Strong narratives are particularly useful for remembering models. It is much easier to learn and remember about broad classes of models via simple narratives about them than it is by deeply studying their mathematical details.
This entire discussion – which I am deliberately not going into in too much detail – is essentially mirrored in the AI-community by the debate between interpretable AI (iAI), explainable AI (xAI) and black-box models. Interpretable models are those closest to a narrative structure. The black-box is the expert practitioner where past-performance is a proxy for future behaviour. And the explainable model is where we have a process explanation rather than an interpretation of how the model works.
I try to fit my explanation to my audience. I doubt that I get it right every time. I certainly want my audience to appreciate my models in as much detail as I do. But this is not appropriate. If I am spending considerable effort building a model I cannot expect others to ‘get it’ following a simple explanation. So I have a tendency to over-explain. The mark of professionalism is to recognise this tendency and try to mitigate it. This is why I practice presenting my models. If my audience cannot be expected to understand my models in all of their nuance then they must at least be able to understand the most relevant aspects for their own purposes.

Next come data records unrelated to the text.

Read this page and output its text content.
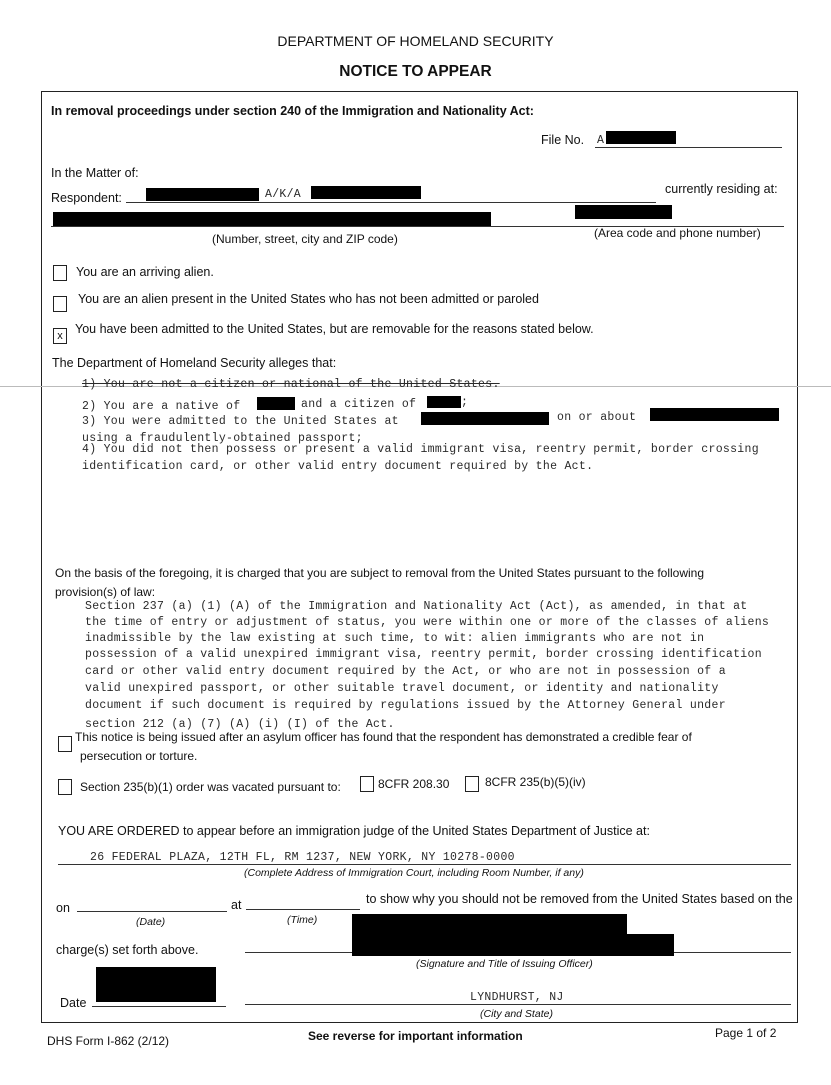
DEPARTMENT OF HOMELAND SECURITY
NOTICE TO APPEAR
In removal proceedings under section 240 of the Immigration and Nationality Act:
File No. A
In the Matter of:
Respondent:	A/K/A	currently residing at:
(Number, street, city and ZIP code)	(Area code and phone number)
You are an arriving alien.
You are an alien present in the United States who has not been admitted or paroled
x You have been admitted to the United States, but are removable for the reasons stated below.
The Department of Homeland Security alleges that:
1) You are not a citizen or national of the United States.
2) You are a native of	and a citizen of	;
3) You were admitted to the United States at	on or about
using a fraudulently-obtained passport;
4) You did not then possess or present a valid immigrant visa, reentry permit, border crossing
identification card, or other valid entry document required by the Act.
On the basis of the foregoing, it is charged that you are subject to removal from the United States pursuant to the following
provision(s) of law:
Section 237 (a) (1) (A) of the Immigration and Nationality Act (Act), as amended, in that at
the time of entry or adjustment of status, you were within one or more of the classes of aliens
inadmissible by the law existing at such time, to wit: alien immigrants who are not in
possession of a valid unexpired immigrant visa, reentry permit, border crossing identification
card or other valid entry document required by the Act, or who are not in possession of a
valid unexpired passport, or other suitable travel document, or identity and nationality
document if such document is required by regulations issued by the Attorney General under
section 212 (a) (7) (A) (i) (I) of the Act.
This notice is being issued after an asylum officer has found that the respondent has demonstrated a credible fear of
persecution or torture.
Section 235(b)(1) order was vacated pursuant to:	8CFR 208.30	8CFR 235(b)(5)(iv)
YOU ARE ORDERED to appear before an immigration judge of the United States Department of Justice at:
26 FEDERAL PLAZA, 12TH FL, RM 1237, NEW YORK, NY 10278-0000
(Complete Address of Immigration Court, including Room Number, if any)
on	at	to show why you should not be removed from the United States based on the
(Date)	(Time)
charge(s) set forth above.
(Signature and Title of Issuing Officer)
Date	LYNDHURST, NJ
(City and State)
DHS Form I-862 (2/12)	See reverse for important information	Page 1 of 2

I hope that I get this right more often than I get it wrong.
Lesson #2, in decision models, narrative explanations must serve the purposes and abilities of the audience not the original modeller.
Something which I forgot to include in the main text of this article is how much the process of explaining and re-explaining my models has contributed to my development as a modeller. This process has accelerated since I began this blog. Formalising my thoughts helps me to understand my own work better.